Vintage lenses on digital cameras render a beautiful look.
Fact: Vintage lenses are superior to modern lenses in most ways. Modern post-production is so good that it can remove any flaws in a photo. However, if you want to engineer them back in, it becomes more expensive and annoying. Indeed, vintage lenses give you a look you can’t get with modern lenses anymore. And because of that, we’re giving you tips on how to make the most of them.
Use a Lower Megapixel Camera Body
For this tip, I want to harken back to something Nikon did many years ago. Once they released higher megapixel cameras, they gave a list of lenses that would resolve the sensor. Of course, many of the older lenses couldn’t do it. And that’s the case with lots of older lenses. Some will resolve on a 42MP camera sensor just fine, while others might struggle a bit. (And of course, there are outliers.) Pretty much any Contax G series lens will likely be fine to go for the 60-megapixel count. The same applies to some Leica M lenses. The famous 40mm f2 they made with Minolta is just one of those great lenses.
In general, though, most will probably work best below the 42MP range.
Imagine having vision problems and using non-prescription protective eyewear vs. prescription protective eyewear. Of course, you’ll be able to see a lot more clearly with the lenses that have coatings, were shaped, etc. The point still is that older lenses weren’t really designed for digital. To that end, film was dominant for most of photography’s history. 35mm film has around maybe 36 Megapixels of resolution to it. Any higher than that, and you’ll begin to see technical flaws.
However, the beauty of digital is that we can embrace those flaws. If you have a problem with them, you can fix them in post-production. It’s much easier to get rid of them in post-production than it is to put them in.

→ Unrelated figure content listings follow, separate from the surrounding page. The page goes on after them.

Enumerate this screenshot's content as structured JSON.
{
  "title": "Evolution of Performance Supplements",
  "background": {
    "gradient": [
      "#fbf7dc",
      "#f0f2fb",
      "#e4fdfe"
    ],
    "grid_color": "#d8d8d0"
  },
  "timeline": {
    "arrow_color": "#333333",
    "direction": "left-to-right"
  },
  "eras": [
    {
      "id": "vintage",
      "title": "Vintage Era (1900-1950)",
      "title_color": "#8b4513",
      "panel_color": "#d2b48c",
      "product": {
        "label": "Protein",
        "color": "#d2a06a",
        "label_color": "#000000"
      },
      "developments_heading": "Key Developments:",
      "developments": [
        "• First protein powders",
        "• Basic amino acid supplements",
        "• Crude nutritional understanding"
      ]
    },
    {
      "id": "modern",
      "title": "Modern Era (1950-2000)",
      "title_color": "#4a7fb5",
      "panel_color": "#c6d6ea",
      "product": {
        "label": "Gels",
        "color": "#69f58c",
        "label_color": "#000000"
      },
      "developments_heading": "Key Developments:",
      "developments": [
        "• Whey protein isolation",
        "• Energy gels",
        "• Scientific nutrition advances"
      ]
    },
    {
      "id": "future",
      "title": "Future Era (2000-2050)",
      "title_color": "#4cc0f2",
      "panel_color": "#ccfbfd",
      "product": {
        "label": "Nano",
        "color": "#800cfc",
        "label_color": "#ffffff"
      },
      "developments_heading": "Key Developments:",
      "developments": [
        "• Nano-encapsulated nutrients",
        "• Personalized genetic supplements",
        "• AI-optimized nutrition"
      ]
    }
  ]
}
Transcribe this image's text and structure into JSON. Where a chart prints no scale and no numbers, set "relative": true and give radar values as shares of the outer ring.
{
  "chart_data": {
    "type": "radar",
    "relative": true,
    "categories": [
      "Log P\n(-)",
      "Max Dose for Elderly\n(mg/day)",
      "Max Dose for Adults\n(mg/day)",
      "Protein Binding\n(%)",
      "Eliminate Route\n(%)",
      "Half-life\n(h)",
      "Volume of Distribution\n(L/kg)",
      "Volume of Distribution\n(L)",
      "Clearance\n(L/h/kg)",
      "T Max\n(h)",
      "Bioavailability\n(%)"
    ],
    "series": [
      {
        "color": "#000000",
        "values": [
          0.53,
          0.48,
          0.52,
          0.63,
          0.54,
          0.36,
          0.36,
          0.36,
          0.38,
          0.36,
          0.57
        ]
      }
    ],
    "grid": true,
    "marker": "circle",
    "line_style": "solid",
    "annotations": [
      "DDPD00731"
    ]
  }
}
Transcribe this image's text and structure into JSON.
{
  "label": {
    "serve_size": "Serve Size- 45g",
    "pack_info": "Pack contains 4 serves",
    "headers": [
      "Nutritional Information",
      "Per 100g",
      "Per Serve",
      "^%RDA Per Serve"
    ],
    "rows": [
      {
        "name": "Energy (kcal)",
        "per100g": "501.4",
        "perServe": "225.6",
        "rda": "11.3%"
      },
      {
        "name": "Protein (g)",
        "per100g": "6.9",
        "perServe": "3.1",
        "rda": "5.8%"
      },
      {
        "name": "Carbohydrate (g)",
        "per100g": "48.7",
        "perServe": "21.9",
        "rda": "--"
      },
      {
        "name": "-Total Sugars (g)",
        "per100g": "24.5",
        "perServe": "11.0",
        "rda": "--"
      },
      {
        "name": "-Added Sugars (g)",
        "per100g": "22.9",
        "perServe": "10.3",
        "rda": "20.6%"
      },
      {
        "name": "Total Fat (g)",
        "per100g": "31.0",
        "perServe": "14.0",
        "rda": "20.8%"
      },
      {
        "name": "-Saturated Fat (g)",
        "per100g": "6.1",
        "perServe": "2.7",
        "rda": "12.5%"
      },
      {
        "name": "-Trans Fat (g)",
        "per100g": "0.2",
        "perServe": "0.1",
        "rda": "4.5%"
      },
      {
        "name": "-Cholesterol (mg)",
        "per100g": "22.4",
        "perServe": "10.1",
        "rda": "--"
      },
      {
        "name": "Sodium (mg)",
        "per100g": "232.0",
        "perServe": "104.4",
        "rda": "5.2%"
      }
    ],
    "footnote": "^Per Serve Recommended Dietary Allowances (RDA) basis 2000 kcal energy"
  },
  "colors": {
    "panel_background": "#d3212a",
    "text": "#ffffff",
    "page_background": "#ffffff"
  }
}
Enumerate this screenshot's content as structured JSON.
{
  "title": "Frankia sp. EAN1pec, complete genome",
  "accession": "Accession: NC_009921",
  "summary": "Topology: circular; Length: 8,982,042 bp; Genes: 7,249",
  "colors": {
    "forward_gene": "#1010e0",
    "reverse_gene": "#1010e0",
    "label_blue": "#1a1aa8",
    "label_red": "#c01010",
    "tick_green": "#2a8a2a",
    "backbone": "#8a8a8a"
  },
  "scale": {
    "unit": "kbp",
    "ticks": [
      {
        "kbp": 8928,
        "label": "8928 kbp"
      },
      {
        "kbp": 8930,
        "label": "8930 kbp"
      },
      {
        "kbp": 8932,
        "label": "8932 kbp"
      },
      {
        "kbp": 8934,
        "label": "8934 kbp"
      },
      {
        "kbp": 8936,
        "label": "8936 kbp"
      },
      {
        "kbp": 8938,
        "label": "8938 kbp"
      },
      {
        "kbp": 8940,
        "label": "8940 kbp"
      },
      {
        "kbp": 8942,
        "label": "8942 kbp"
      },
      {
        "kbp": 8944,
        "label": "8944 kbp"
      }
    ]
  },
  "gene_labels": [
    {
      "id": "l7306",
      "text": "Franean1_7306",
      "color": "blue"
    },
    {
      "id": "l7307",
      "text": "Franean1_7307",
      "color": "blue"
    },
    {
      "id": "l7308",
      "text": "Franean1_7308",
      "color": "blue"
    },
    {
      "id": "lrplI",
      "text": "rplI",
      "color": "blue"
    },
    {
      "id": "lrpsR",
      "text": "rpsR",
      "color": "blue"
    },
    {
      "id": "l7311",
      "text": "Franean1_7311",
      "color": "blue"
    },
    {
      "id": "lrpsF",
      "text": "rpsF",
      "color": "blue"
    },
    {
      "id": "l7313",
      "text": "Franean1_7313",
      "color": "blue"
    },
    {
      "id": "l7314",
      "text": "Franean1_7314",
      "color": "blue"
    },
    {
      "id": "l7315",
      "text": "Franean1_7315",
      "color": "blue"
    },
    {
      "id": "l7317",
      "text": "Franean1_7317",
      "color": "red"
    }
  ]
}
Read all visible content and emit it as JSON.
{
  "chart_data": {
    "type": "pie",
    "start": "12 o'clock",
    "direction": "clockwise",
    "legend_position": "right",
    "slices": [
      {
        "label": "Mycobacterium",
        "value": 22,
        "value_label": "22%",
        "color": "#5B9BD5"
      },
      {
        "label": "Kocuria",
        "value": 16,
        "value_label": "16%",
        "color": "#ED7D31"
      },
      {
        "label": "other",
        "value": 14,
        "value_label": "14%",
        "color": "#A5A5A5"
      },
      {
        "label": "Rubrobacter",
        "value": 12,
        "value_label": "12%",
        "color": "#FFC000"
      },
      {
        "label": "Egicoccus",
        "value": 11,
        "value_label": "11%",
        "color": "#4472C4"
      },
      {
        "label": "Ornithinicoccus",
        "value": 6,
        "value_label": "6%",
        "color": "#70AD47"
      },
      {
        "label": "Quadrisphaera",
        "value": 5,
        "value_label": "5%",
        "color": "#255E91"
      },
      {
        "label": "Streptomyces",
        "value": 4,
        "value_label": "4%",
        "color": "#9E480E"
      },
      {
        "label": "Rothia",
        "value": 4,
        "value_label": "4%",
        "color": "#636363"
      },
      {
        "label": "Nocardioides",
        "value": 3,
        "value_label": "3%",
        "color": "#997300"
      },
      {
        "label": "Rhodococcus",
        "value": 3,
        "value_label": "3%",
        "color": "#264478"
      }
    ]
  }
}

Focus Peaking and Magnification
Lots of photographers think focus peaking works perfectly fine until they magnify their images. The truth is that most focus peaking systems these days are pretty awful. The exception is Canon’s rangefinder system built into the RF cameras. If you’re going to use a vintage lens, you have to use a combination of methods. Here are some essential tips:
Turn focus peaking to low
Choose a color that contrasts with your scene
Set a button to magnify an area of the scene
Always magnify the scene and then focus the lens
When the focus peaking is around the magnified subject, then you’re set.
Years of missed shots have taught us that this is really the best way to use manual focus, vintage lenses. The problem with modern focus peaking is it relies a whole lot on contrast. But vintage lenses don’t have much contrast. So focus peaking is pretty difficult to do unless the lens has autofocus contacts. Unfortunately, most don’t, and the adapters don’t help.
Get the Right Adapter for Your Vintage Lenses
That brings us to our last tip: get the right adapter. Many adapters are cheap, impulse buys. But they don’t bring the lens the correct distance from the sensor. They also end up being very wobbly. This can cause major issues with the image quality. It’s often worth it to spend more money and get the right one.